Abstract

Pelvic lipomatosis (PL) involves nonmalignant excess fat growth in perirectal and perivesical areas, gaining recognition over three decades. This review addresses its clinicopathological aspects amid controversies, emphasizing the need for a comprehensive examination of current literature. This report outlines a 42-year-old man’s diagnostic journey for persistent urological symptoms, ultimately identified as PL. PL, if untreated, adversely impacts the urinary system, affecting kidney function and causing systemic complications. Management involves accurate diagnosis through radiological methods and surgical intervention, aiming to alleviate symptoms and enhance affected individuals’ quality of life.

Introduction

Pelvic lipomatosis (PL) is a rare benign condition marked by diffuse fatty tissue growth around pelvic organs [1]. First described by Engles in 1959 [2] and named by Fogg and Smyth in 1968 [3], PL affects 0.6–1.7 per 100 000 hospital admissions [3], with an average presentation age of 48. It is more common in males (male-to-female ratio 1.8:1) and has a higher prevalence in African Americans compared to Caucasians [4]. The exact cause is unknown, but it is often linked to obesity, with 50% of patients being obese [5, 6], and may have a hereditary component related to high mobility group A (HMGA) protein abnormalities [7].

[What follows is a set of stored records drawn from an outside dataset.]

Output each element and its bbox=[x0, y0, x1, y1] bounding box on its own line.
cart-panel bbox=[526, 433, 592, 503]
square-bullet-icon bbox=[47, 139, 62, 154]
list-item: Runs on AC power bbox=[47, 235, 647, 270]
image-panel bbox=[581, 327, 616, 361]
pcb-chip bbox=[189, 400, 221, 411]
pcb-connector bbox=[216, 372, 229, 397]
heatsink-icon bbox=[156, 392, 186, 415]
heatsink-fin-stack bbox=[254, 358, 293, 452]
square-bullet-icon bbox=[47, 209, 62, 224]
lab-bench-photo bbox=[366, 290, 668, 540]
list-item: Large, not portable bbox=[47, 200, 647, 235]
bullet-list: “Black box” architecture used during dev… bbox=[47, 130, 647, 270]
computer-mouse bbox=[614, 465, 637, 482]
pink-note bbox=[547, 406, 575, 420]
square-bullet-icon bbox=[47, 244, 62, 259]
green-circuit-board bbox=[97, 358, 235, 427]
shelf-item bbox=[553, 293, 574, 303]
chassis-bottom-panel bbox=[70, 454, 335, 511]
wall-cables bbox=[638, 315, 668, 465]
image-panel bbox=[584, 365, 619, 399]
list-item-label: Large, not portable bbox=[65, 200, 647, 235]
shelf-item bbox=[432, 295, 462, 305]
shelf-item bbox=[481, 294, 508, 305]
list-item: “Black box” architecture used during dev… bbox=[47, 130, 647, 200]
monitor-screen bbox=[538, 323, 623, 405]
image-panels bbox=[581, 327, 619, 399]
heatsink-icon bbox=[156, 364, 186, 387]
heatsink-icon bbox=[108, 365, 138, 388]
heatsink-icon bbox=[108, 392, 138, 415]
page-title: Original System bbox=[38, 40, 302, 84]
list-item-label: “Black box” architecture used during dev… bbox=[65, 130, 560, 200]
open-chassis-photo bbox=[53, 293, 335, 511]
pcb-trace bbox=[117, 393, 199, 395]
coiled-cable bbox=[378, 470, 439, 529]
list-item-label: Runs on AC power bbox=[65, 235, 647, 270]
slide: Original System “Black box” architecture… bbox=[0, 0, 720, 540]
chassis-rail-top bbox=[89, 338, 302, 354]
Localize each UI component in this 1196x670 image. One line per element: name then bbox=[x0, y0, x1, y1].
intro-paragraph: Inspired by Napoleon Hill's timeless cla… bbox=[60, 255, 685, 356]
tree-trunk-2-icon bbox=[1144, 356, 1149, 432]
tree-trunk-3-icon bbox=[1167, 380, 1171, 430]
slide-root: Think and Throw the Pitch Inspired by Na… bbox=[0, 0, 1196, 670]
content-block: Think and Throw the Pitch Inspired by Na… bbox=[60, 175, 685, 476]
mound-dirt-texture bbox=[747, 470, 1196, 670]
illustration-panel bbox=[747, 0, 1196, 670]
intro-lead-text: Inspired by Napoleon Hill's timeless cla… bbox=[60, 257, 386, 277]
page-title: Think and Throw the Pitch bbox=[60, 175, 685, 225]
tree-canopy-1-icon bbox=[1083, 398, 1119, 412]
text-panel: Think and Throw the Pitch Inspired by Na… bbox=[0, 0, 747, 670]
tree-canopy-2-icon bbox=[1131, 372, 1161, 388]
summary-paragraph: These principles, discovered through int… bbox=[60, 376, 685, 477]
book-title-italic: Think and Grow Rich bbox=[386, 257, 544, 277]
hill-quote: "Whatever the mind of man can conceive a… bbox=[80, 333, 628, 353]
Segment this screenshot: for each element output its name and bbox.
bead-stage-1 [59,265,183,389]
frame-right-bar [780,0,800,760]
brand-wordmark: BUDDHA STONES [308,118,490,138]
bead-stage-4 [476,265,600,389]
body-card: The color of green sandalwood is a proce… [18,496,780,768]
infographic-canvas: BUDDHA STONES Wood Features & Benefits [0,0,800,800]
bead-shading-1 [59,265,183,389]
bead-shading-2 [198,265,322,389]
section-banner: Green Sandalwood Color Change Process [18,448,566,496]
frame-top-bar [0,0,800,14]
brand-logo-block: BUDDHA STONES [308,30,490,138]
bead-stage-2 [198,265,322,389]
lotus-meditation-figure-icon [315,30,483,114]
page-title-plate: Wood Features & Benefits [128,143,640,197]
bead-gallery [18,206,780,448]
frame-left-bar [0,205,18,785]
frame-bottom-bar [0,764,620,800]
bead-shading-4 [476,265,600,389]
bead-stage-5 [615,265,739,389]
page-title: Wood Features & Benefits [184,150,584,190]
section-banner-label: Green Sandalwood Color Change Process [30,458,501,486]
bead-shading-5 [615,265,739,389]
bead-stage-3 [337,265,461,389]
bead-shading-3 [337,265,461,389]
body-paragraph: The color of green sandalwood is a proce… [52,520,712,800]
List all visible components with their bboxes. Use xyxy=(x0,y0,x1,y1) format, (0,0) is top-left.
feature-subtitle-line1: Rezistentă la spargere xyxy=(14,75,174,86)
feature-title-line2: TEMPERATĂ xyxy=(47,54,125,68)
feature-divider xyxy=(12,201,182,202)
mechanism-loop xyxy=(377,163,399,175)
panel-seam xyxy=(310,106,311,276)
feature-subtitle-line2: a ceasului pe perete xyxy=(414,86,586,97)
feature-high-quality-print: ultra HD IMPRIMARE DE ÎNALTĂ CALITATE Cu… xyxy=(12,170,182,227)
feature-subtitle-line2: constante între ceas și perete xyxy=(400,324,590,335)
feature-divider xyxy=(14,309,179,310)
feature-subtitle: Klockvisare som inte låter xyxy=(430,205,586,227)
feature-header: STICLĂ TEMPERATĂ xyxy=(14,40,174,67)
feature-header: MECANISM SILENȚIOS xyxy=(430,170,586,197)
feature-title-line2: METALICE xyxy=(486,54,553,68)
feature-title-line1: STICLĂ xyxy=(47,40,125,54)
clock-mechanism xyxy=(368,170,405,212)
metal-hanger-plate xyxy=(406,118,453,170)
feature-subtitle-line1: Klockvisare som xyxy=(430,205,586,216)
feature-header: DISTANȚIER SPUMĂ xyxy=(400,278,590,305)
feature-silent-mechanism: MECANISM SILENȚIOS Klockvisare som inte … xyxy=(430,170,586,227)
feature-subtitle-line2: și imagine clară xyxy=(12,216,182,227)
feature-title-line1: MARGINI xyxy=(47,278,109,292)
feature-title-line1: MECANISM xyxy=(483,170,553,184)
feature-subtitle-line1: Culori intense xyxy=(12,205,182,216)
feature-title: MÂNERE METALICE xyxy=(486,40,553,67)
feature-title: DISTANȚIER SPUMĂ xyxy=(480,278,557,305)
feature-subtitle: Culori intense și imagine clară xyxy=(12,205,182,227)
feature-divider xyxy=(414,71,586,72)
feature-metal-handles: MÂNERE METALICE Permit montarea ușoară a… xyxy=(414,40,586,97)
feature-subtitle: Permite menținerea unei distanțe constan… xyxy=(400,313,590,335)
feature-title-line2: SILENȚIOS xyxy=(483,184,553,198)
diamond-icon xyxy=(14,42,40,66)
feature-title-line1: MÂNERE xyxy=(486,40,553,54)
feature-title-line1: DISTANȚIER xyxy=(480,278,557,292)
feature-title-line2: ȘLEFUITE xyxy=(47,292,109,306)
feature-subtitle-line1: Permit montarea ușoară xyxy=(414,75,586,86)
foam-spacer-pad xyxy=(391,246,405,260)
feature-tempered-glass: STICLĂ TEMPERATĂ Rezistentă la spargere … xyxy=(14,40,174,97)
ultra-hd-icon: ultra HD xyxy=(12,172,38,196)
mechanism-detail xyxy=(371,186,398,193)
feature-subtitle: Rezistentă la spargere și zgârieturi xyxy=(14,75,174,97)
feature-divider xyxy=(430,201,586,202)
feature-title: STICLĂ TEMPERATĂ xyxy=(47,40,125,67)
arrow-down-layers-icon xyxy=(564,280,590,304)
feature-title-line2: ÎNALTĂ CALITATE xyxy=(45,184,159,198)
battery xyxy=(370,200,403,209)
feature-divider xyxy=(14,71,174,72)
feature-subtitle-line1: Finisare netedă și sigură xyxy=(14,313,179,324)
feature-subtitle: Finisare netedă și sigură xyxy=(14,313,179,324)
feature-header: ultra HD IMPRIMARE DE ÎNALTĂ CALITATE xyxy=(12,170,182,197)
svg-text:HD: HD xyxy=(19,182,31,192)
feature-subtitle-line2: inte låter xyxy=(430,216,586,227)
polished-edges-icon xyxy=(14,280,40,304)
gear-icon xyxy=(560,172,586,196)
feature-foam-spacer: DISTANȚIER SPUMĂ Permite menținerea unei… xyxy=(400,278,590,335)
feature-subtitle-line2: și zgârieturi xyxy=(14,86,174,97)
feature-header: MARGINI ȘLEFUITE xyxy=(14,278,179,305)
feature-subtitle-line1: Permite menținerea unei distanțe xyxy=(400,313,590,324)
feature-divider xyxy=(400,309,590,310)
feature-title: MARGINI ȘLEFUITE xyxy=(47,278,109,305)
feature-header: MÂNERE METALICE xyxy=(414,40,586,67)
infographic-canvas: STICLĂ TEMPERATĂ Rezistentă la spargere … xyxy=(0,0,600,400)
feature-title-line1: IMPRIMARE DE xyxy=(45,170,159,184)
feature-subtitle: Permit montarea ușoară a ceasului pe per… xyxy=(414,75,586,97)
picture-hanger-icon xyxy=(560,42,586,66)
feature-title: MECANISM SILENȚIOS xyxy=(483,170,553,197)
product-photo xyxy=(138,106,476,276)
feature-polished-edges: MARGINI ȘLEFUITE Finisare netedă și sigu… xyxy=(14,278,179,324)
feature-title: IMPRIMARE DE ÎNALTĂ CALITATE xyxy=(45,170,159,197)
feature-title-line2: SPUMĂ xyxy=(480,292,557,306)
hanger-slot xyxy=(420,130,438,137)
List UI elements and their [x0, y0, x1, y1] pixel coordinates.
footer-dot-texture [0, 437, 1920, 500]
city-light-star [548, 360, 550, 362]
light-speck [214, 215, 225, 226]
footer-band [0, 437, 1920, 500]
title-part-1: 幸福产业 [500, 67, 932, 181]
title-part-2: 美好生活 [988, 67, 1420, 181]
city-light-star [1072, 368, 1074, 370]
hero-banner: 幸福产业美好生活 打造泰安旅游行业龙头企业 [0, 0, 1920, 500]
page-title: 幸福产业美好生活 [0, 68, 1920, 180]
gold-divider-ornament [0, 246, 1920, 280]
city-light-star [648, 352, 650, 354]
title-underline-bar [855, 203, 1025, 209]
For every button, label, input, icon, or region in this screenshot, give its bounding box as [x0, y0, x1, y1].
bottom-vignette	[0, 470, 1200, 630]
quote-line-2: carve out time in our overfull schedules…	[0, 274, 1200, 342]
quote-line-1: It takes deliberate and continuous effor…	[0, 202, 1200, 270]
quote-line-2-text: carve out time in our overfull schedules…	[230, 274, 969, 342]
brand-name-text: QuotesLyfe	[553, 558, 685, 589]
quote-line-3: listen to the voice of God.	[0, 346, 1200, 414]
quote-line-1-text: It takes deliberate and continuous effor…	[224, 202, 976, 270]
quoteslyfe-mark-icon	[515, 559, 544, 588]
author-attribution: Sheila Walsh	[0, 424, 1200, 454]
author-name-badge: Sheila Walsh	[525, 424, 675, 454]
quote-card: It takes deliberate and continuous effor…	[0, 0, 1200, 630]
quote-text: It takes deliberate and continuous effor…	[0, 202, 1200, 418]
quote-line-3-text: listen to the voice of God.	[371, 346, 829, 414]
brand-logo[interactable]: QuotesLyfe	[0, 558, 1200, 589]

Diagnosing PL is challenging due to its rarity and requires a combination of clinical and investigative data. Symptoms vary from pelvic compression, with flank or lower abdominal pain being most common [8]. Other symptoms include lower urinary tract symptoms (LUTS), hematuria, urinary stone symptoms, painful ejaculation, constipation, tenesmus, rectal bleeding, lower limb edema, and deep venous thrombosis (DVT) symptoms [8–10]. No specific lab markers exist for PL, though urinary tract obstruction can impact renal function tests.

Imaging is essential for diagnosing PL. Plain abdominal radiographs may reveal increased lucency in perivesical areas, and intravenous urograms can show bladder compression and elevation due to pelvic fat. Barium enema may display sigmoid colon and rectum compression [10]. Contrast-enhanced CT, with a sensitivity of 40.6% and specificity of 100%, is the most reliable method for PL [11, 12]. CT can show bladder shape changes (e.g. gourd or pear-like) and sigmoid compression [12, 13]. Magnetic resonance imaging (MRI) is less preferred due to its lower fat contrast [14].

Differential diagnoses for PL include lipoma, pelvic teratoma, retroperitoneal fibrosis, and liposarcoma [15]. Histologically, PL appears as dense, vascular lipomatous tissue, unlike simple lipomas. About 70% show mature cells, while 30% exhibit inflammation and vascular proliferation [4].

We report a 42-year-old man with PL causing LUTS, bilateral ureteral obstruction, urinary diversion, and ureteral reimplantation. Progressive PL led to severe bladder and urinary tract dysfunction.

Case presentation

A 42-year-old Egyptian man with no co-morbidities presented with a bladder mass detected on ultrasound at a private facility for lower urinary tract symptoms. He experienced moderate voiding and storage symptoms but had no hematuria, and his clinical exam and lab results were within normal limits.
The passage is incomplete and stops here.